他从未听柳映月说起过碧水剑究竟是什么品阶的法器,更不知道它究竟具备何等威能。
他只听柳映月说过,这是她早年使用的法器,但现在看来,这碧水剑的品阶丝毫不低于惊雷刃。
沉吟片刻,沈研秋叹了口气站起身来,甩了甩头,驱散了脑海中乱七八糟的思绪。
现在不是去想这些东西的时侯,他必须赶快回去确认柳映月的状况,沈研秋四下看了看,辨认了一下方向,便快步向着石屋赶去。
一路上,到处都是昨晚战斗留下的痕迹,被雷霆劈成焦炭的树木,被腐蚀液融出的深坑,还有地面上一道道深达数尺的沟壑,无声地诉说着昨晚的惨烈。
那些原本覆盖在地面上的黑色粘液已经彻底干涸,变成了黑色的粉末,被风一吹就散了,仿佛从未存在过。
整个黑渊又恢复了往日的死寂,没有任何活物的气息,这种死寂比昨晚的嘶吼声更加令人毛骨悚然,但沈研秋此刻却感到了前所未有的安心。
只要血月结束了,只要柳映月还安全,一切就都还有希望。
半个时辰后,沈研秋终于回到了石屋。
石屋依旧完好无损,和他离开时一模一样,那些黑色粘液没有覆盖到这里,石屋的墙壁没有任何被破坏的痕迹,很明显,昨天晚上并没有任何怪物靠近这里。

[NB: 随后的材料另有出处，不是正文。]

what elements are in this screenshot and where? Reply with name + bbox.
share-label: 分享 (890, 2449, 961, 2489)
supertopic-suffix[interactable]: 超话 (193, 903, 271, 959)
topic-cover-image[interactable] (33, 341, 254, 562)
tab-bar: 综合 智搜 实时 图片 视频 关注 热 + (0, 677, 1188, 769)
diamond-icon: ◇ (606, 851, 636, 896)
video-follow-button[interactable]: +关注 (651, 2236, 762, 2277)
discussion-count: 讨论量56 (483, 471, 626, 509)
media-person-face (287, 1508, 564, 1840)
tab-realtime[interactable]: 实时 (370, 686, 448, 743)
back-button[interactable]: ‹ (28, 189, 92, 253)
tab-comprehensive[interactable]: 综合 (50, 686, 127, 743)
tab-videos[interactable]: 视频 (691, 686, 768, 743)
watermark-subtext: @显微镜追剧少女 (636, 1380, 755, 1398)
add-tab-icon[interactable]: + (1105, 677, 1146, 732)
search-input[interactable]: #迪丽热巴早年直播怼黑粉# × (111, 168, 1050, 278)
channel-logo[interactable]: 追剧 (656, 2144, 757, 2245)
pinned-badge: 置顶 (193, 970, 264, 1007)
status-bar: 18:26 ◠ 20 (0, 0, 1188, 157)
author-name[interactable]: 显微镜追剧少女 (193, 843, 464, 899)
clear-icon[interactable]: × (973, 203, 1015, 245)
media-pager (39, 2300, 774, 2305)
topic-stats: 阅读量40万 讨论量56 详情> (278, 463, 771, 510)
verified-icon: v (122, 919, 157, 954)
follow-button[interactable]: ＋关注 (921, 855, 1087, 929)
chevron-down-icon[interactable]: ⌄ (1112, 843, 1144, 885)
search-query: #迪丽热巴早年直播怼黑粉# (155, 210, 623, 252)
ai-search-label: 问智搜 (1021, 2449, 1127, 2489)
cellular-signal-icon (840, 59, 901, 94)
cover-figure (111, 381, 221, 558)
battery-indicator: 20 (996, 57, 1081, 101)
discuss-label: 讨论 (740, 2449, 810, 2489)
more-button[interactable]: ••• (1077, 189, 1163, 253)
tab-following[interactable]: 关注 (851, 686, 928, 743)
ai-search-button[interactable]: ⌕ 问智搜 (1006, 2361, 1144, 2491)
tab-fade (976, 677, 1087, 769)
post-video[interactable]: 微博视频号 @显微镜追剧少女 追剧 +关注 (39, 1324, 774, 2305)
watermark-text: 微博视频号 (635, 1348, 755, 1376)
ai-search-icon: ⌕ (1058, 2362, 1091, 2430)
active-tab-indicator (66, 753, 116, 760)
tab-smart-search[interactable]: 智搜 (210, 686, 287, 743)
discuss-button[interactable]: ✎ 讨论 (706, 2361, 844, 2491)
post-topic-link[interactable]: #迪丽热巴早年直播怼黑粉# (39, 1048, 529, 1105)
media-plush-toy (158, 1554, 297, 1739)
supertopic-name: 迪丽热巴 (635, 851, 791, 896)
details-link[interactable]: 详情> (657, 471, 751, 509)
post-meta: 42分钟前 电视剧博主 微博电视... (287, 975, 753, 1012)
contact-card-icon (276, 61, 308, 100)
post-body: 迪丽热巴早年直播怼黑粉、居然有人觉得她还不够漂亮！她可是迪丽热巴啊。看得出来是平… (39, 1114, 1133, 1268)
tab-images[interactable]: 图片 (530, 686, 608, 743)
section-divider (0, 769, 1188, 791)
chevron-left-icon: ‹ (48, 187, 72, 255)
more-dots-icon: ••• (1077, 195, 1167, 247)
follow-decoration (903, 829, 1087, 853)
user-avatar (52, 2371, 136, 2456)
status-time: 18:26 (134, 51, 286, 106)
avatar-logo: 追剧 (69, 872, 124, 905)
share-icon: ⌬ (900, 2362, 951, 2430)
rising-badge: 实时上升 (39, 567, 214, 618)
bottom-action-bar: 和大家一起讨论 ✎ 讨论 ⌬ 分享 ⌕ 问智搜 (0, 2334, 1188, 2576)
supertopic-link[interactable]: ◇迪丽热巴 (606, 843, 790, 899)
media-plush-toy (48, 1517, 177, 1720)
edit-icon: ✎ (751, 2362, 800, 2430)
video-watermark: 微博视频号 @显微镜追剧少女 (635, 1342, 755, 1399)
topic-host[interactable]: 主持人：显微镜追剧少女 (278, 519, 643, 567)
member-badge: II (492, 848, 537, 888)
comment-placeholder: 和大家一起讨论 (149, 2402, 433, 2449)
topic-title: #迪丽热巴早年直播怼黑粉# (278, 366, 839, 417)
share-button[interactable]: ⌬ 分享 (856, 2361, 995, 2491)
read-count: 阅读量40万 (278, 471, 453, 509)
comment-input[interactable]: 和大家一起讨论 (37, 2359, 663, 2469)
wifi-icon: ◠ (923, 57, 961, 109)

沈研秋悬着的心终于放下了一半,他快步走到石屋中央,那里就是他埋藏柳映月的地方。
他将惊雷刃收回丹田之中温养,挥动碧水剑开始挖掘地面。
很快,那只黑色的铁箱子就露了出来,沈研秋深吸一口气,颤抖着双手,打开了箱子的盖子。
箱子里,柳映月静静地躺在那里,脸色依旧苍白,但呼吸平稳而悠长。她身上的青黑色纹路已经几乎完全消退,只剩下胸口处还有淡淡的几缕痕迹。脖颈处的伤口已经彻底结痂,长出了新的粉色皮肉。
看到柳映月安然无恙,沈研秋紧绷了一夜的神经终于彻底放松下来。
这一刻,沈研秋有种卸下重担的感觉。
一夜苦战,闹出那么大的动静,为的是什么?
不就是为了确保柳映月安然无恙吗?
他瘫坐在地上,仰着头,咧开嘴,无声地笑了起来。
笑了一阵,沈研秋将柳映月抱了出来,然后将土填了回去。
柳映月的呼吸悠长,但却丝毫没有转醒的迹象,沈研秋一时间也不知道到底该怎么让才能唤醒柳映月。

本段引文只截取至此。